В статье «Философия Нильса Бора», написанной его ассистентом А. Петерсеном, Бору приписана фраза: «Квантового мира не существует. Существует только абстрактное квантово-физическое описание». И далее: «Неверно думать, что задача физики состоит в том, чтобы выяснить, какова природа. Физика касается того, что мы можем сказать о природе».[24] Эту фразу обычно приводят как парадоксальную и обычно вне контекста. Однако сослагательное наклонение, употреблённое в предваряющих словах, указывает на то, что это лишь интерпретация взглядов Бора, и сам он так не говорил.[25] Действительно, ничего подобного в известных текстах самого Бора не обнаруживается.[26] «Парадоксальный вариант», согласно которому Бор отрицает реальность на фундаментальном уровне, я думаю, вообще серьёзно рассматривать не стоит. По крайней мере, в статье Петерсена говорится не об отрицании реальности на квантовом уровне, а о несуществовании квантового мира. Отрицание реальности на квантовом уровне – вывод из несказанного. Однако это спорная цитата нам пригодится в дальнейшем.

 Мировоззрение Бора было не столь экстравагантно, как это зачастую представляется. В действительности его волновала точность описания полученного опыта, того «что нами сделано и что мы узнали». По его мнению, привычный язык, выработанный в рамках классической науки, не был в состоянии отразить открытые фундаментальные взаимосвязи и требовал расширения понятий. И когда он призывал заново научиться употреблять понятие «реальность», сомнительно, что он имел в виду онтологический смысл термина. Действительно, что можно назвать реальностью в эксперименте, когда разделение на субъект и объект (измеряемое и измеритель) в квантовой механике принципиально неопределимо, при этом измеряемое и измеритель представляют по существу одно явление. Где проводить границу опыта не ясно, а от этого зависят выводы из эксперимента.

Подводя итог, скажем, что несогласие Бора и Эйнштейна было не в том, как устроен этот мир, а в том, каким должно быть его описание. Как этого бы не хотелось «зрителям в зале», на общефилософские темы оппоненты не спорили и вопросов онтологии не касались. Каждый был озабочен своим кругом вопросов, но на обсуждение их выносить не стремился. Тем не менее, очевидно, что для физиков важна отправная точка их поисков, и поэтому вопрос о реальности вызывает напряжённые споры. Однако эти споры касаются не устройства мира в широком философском смысле, а только «устройства» физической теории.

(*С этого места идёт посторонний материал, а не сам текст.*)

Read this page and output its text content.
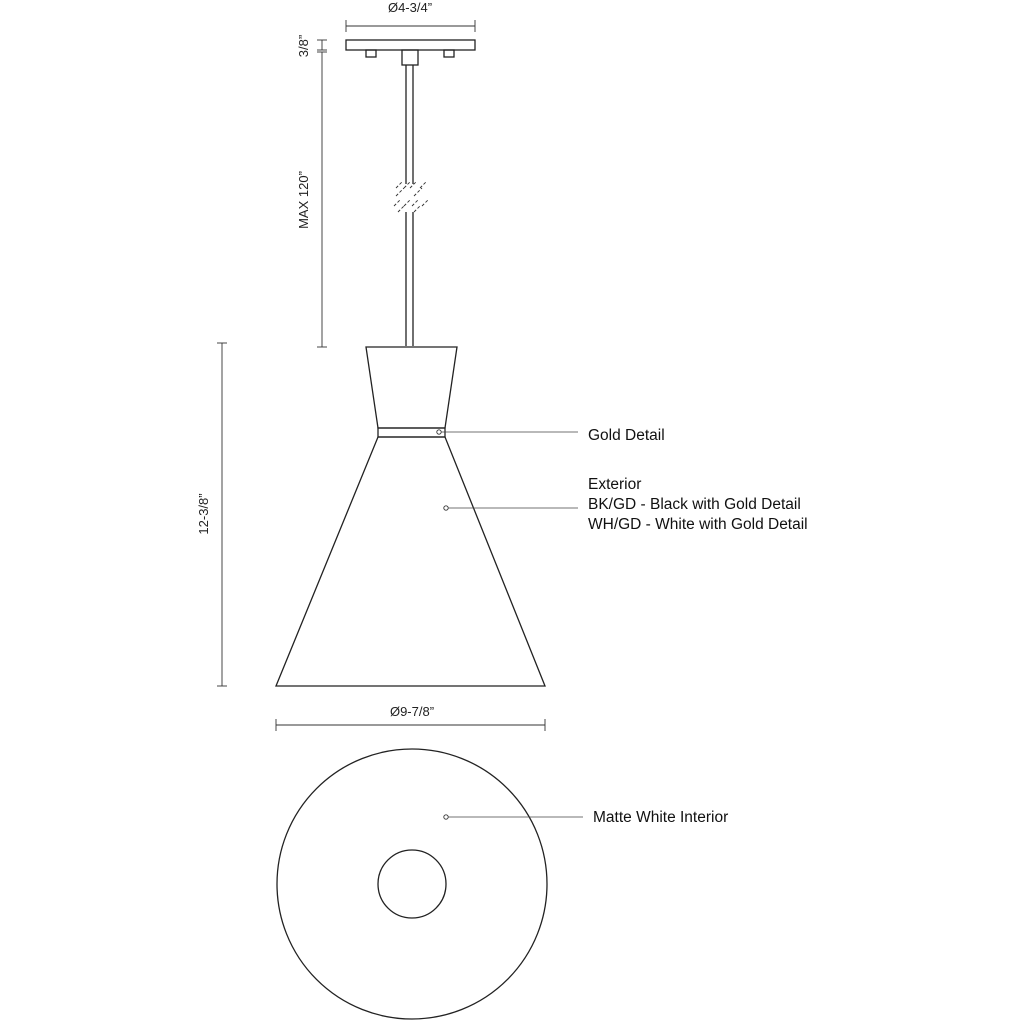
Ø4-3/4”
3/8”
MAX 120”
12-3/8”
Gold Detail
Exterior
BK/GD - Black with Gold Detail
WH/GD - White with Gold Detail
Ø9-7/8”
Matte White Interior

Спор Бора и Эйнштейна не был спором глухих, как это было в случае спора Эйнштейна – Борна о детерминизме (глухим там был только Борн). Это действительно спор разных позиций, разного понимания целей науки. И обвинения в консерватизме одной из сторон (Бор такие обвинения получал тоже) не отражают саму драму. Драма была в разнице взглядов на то, где мы можем провести «границу Невежества», если говорить словами Шредингера,[27] взглядов на то, «что является наилучшим возможным знанием объекта». Правота Эйнштейна была в стремлении задавать сложные вопросы, ответы на которые ещё не были даны, но в дальнейшем привели к значительному прогрессу и позволили совершить важные открытия.

 

Скрытые переменные, локальность и реализм

В своём ответе ЭПР Бор утверждал, что измерение действует не только на измеряемую частицу, но и на всю совокупность устройств мысленного эксперимента со всеми этими подставками, основаниями и т. д. Таким образом, измеряя параметры одной частицы, мы воздействуем не только на её параметры, но и на всю систему, в том числе и на параметры другой частицы.[28] Расстояние между частицами вообще не берётся во внимание, а вся установка рассматривается как единая система, одно явление, на которое распространяются все условия теории. Эйнштейн такой аргумент принять не мог, так как локальность взаимодействия была основой его аргумента и постулировалась как безусловная. Реальность «жуткого действия на расстоянии», как выразился Эйнштейн, надо было ещё доказать. Бор Эйнштейну по существу не ответил, но на этот факт никто особенно внимания не обратил, однако просто стали считать, что победа опять осталась за Копенгагеном. На добрые два десятилетия оспаривать теорию квантовой механики означало навлечь на себя «гнев богов» и прослыть чудаком и маргиналом. Только в начале 50-х годов американский физик Дэвид Бом[29] осмелился поднять перчатку и вернуться к ЭПР-аргументу, внеся в него некоторые изменения.[30] Правда с локальностью опять всё было плохо: введённый им квантовый потенциал не зависит от расстояния между частицами, и, таким образом, гарантирует нелокальность их взаимодействия.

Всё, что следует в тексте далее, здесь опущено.